Recurrent AAV2-related insertional mutagenesis in human hepatocellular carcinomas. JC Nault, S Datta, S Imbeaud, A Franconi, M Mallet, G Couchy, E Letouzé, C Pilati, B Verret, JF Blanc, C Balabaud, J Calderaro, A Laurent, M Letexier, P Bioulac-Sage, F Calvo, J Zucman-Rossi. Nat Genet 2015 Oct;47(10):1187-1193. “We found clonal integration of adeno-associated virus type 2 (AAV2) in 11 of 193 HCCs. These AAV2 integrations occurred in known cancer driver genes, namely CCNA2 (cyclin A2; four cases), TERT (telomerase reverse transcriptase; one case), CCNE1 (cyclin E1; three cases), TNFSF10 (tumor necrosis factor superfamily member 10; two cases) and KMT2B (lysine-specific methyltransferase 2B; one case), leading to overexpression of the target genes. Tumors with viral integration mainly developed in non-cirrhotic liver (9 of 11 cases) and without known risk factors (6 of 11 cases), suggesting a pathogenic role for AAV2 in these patients. In conclusion, AAV2 is a DNA virus associated with oncogenic insertional mutagenesis in human HCC.” Of the 11 patients, one had HCV, one HBV plus alcohol, and three tumors were alcohol-related. Three patients were female (Supplementary Table 2).
This discovery is important because there are so few HCCs that aren’t caused by those known viruses in the first place: Ding et al. found that markers of hepatitis viruses B and C were not found in only 6.2% of American cases, and about 5% overall. They observed a high prevalence (35.2%) of occult hepatitis B, and that “Histological findings of non-B, non-C HCC showed that 81% of cases were accompanied by liver cirrhosis and 62.5% had chronic inflammatory cell infiltration in the portal tracts of nontumorous regions, which findings suggested persistent infection by unknown virus(es).” (Geographic Characterization of Hepatitis Virus Infections, Genotyping of Hepatitis B Virus, and p53 Mutation in Hepatocellular Carcinoma Analyzed by In Situ Detection of Viral Genomes from Carcinoma Tissues: Comparison among Six Different Countries. X Ding, YN Park, TC Taltavull, SN Thung, X Jin, Y Jin, NS Trung, Y Edamoto, T Sata, K Abe. Jpn J Infect Dis 2003 Feb;56(1):12-18.) [The portal tracts are bundles of vessels consisting of an artery, a vein, a bile duct, a lymphatic vessel, and a nerve branch.]

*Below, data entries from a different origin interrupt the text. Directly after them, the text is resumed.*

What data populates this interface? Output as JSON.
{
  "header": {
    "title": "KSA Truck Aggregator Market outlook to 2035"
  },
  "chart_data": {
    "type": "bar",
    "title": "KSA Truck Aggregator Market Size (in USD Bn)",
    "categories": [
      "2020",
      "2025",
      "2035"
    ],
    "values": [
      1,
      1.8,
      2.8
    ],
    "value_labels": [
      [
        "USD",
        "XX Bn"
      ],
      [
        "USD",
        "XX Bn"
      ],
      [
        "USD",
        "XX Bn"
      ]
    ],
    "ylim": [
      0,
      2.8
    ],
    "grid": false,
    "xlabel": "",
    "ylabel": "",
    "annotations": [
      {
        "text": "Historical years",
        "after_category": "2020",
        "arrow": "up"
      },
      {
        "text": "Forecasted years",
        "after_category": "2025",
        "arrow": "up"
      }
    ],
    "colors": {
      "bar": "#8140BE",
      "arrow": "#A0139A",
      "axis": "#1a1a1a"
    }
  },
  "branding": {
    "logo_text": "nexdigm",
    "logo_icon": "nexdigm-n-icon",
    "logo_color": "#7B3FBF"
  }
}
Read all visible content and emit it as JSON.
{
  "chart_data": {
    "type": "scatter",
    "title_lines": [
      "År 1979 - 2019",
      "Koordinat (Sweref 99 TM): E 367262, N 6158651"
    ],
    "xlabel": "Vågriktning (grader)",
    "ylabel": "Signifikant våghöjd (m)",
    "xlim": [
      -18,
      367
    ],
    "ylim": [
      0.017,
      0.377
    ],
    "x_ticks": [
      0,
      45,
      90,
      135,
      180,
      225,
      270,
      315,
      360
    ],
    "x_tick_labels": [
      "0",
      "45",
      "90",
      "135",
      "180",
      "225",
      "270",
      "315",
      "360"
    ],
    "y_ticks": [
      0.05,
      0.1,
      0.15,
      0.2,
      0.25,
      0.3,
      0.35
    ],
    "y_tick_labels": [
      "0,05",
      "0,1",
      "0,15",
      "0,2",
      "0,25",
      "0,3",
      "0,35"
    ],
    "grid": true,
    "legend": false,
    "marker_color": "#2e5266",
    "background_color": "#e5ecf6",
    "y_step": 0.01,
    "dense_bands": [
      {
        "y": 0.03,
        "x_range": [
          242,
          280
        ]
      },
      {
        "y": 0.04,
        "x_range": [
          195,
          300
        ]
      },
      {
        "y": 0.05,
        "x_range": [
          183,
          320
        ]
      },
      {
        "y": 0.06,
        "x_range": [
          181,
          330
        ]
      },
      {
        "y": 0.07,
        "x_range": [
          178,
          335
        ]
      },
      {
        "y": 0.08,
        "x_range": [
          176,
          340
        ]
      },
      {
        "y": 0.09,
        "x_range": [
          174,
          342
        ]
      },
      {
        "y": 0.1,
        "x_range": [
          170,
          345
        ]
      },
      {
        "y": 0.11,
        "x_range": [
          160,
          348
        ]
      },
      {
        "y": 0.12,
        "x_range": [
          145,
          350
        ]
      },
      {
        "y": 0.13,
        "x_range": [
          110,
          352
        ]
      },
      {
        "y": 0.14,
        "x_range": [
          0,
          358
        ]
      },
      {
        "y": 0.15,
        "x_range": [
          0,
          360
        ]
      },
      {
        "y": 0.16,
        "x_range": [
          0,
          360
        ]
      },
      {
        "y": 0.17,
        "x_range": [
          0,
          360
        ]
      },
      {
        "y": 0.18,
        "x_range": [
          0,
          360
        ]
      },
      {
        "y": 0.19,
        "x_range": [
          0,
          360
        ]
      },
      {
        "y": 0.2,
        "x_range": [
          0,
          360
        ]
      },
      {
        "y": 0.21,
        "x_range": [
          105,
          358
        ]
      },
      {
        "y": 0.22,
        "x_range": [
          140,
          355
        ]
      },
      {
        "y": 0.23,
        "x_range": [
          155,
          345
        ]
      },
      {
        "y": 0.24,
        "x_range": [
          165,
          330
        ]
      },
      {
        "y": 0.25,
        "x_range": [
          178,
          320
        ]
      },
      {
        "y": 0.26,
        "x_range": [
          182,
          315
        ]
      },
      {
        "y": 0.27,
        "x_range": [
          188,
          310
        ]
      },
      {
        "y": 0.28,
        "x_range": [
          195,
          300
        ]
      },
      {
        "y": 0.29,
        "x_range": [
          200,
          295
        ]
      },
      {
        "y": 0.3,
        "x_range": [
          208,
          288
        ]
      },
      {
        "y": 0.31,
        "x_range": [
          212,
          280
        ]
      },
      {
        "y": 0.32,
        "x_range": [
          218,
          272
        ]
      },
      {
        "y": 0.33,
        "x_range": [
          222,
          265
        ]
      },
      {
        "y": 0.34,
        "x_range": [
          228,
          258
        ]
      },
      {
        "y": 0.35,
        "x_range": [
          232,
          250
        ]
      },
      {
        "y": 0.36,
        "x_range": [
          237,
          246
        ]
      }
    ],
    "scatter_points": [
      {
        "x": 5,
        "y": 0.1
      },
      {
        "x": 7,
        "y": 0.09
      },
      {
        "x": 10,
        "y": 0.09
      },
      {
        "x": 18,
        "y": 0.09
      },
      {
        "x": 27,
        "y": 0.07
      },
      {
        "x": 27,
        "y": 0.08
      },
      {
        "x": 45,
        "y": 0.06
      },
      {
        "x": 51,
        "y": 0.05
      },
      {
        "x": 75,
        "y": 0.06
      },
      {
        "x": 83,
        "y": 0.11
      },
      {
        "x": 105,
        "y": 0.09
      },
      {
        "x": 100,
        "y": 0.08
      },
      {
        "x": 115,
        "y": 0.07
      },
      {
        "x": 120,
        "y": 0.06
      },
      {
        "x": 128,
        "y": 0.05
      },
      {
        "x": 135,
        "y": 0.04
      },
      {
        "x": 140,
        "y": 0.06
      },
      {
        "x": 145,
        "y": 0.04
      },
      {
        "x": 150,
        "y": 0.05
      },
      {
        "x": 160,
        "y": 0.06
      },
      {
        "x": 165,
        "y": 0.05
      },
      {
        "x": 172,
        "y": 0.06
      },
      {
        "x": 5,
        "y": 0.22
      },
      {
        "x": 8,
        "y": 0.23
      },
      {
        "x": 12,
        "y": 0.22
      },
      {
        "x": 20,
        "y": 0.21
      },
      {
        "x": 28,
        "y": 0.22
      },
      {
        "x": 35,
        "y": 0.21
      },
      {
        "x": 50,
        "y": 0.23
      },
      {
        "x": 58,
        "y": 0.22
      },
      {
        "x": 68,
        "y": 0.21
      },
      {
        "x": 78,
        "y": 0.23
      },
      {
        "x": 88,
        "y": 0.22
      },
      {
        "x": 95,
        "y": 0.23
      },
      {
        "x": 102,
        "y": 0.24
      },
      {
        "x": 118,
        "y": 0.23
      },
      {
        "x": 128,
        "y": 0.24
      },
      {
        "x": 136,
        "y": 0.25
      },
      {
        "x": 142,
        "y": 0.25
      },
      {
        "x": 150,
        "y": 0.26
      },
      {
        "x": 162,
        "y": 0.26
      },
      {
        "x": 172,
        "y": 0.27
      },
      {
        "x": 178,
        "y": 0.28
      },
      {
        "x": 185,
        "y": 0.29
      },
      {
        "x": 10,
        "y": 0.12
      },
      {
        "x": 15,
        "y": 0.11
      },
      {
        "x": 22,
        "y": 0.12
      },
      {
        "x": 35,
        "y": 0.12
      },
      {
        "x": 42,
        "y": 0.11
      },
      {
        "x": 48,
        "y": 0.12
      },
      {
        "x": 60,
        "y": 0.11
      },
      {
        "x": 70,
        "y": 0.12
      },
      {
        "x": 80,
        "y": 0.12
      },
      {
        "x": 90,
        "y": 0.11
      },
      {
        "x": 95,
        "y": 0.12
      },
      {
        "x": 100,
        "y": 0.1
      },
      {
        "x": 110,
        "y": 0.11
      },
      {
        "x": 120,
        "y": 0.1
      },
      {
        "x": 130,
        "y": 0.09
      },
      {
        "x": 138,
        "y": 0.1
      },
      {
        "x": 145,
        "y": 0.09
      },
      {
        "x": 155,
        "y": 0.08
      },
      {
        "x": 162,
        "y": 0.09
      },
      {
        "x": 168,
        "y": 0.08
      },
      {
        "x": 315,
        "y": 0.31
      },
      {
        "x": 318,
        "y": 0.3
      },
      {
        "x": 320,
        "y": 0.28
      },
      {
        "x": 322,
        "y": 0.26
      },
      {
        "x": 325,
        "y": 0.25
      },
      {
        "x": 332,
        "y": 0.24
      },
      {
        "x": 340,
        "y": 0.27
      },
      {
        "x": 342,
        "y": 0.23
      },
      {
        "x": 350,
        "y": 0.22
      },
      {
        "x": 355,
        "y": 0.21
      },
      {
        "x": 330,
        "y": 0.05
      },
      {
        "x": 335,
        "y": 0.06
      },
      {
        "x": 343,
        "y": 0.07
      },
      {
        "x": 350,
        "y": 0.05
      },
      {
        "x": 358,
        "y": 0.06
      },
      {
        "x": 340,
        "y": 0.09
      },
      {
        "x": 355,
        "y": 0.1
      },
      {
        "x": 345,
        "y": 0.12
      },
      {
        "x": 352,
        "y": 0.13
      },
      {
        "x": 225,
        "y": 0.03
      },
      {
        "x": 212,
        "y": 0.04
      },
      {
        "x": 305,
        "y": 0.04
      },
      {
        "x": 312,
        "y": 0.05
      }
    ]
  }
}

And this in turn is important, because the charlatans who concoct pretexts to meddle in peoples’ lifestyles are committing scientific fraud by failing to diagnose a high proportion of virally-infected cases! Such as:
“A majority of American studies on HCC and hepatitis viruses were conducted in the United States (Figure 3), with two-thirds of HCC cases coming from a nation-wide linkage study for the Surveillance Epidemiology and End-Results Program. In the United States, 9% of HCC cases were HBsAg+ and 22% were anti-HCV+. The prevalence of HBV/HCV coinfection in HCC cases was 3.2% and a high proportion (67%) of HCC cases were seronegative for markers of both hepatitis viruses… More than half of HCC cases were both HBsAg− and anti-HCV− in the United States and some North European countries, thus pointing to the relative importance of heavy alcohol consumption and, possibly, smoking, obesity and diabetes mellitus (Yuan et al, 2004) in areas where hepatitis virus prevalence and HCC incidence are low.” (Worldwide variation in the relative importance of hepatitis B and hepatitis C viruses in hepatocellular carcinoma: a systematic review. SA Raza, GM Clifford, S Franceschi. Br J Cancer 2007 Apr 10;96(7):1127–1134.)
“(67%) of HCC cases were seronegative for markers of both hepatitis viruses,” they claim! And on that basis they proclaim ownership of that 67% on behalf of their lifestyle crap! Look at the discrepancy between that and the finding of only 6.2% negative for markers of HBV/HCV in actual tumors! And the discovery of integrated adeno-associated virus in non-B non-C hepatocellular carcinomas means that the lifestyle nazis can’t even make a reasonably confident claim to the full 6.2% of cases remaining that couldn’t be attributed to HBV or HCV.